Meta’s handling of the announcement that end-to-end encryption would be removed from Instagram direct messages offers a masterclass in how large corporations manage unwelcome news. The change, effective May 8, 2026, was buried in a help page update. The low-profile disclosure minimized immediate public reaction while ensuring the company met its technical disclosure obligations.
Encryption on Instagram was introduced in 2023 as an opt-in feature following Zuckerberg’s 2019 commitment. Meta’s announcement of its removal was similarly understated. By updating a help page and revising an old news post rather than issuing a press release, the company ensured minimal attention to a significant privacy change.
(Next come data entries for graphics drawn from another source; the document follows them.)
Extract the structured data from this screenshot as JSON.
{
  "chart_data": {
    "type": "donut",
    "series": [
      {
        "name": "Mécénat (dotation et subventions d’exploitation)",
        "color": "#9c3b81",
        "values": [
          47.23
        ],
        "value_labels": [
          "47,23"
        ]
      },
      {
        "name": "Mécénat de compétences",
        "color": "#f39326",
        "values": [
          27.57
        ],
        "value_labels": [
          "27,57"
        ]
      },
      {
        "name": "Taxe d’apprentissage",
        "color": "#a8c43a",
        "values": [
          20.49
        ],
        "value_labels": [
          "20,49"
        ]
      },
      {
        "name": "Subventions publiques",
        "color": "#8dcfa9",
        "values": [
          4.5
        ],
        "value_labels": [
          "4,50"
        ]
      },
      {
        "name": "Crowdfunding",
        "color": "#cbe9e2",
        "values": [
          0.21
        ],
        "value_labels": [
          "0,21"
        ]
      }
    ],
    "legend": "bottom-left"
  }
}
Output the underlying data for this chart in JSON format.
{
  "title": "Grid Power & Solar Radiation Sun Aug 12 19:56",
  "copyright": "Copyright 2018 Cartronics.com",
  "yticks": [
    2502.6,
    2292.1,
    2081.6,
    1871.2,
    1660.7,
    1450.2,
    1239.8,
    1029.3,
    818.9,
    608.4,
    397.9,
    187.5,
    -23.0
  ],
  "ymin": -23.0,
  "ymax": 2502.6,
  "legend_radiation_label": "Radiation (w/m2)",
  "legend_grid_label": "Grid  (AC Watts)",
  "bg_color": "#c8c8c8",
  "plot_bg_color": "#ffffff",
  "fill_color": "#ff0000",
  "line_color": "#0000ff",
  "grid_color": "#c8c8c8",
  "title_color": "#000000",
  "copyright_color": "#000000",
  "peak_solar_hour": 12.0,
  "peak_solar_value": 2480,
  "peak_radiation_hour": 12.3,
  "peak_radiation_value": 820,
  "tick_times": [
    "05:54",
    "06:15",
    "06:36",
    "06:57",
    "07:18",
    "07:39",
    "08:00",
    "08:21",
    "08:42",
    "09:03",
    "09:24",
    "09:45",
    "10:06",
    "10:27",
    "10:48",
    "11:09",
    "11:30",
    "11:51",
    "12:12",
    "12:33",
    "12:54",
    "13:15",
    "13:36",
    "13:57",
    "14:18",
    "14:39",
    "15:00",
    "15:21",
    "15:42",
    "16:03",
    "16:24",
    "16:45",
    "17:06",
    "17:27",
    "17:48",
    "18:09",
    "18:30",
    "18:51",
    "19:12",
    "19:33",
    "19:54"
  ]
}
After May 8, all Instagram DMs will be accessible to Meta. The full implications of this change are only now being understood by the public. Many users remain unaware that the feature existed, let alone that it is being removed.
Law enforcement agencies including the FBI, Interpol, and national bodies in Australia and the UK had advocated for this change. Child safety advocates backed their position. Australia reportedly saw the feature deactivated before the official global cutoff.
Privacy advocates are calling out the communications strategy as deliberately obscure. Digital Rights Watch argued that users deserved direct, prominent notification of a change to their privacy settings. Tom Sulston described the approach as consistent with a pattern of treating user rights as a communications problem to be managed rather than a value to be upheld.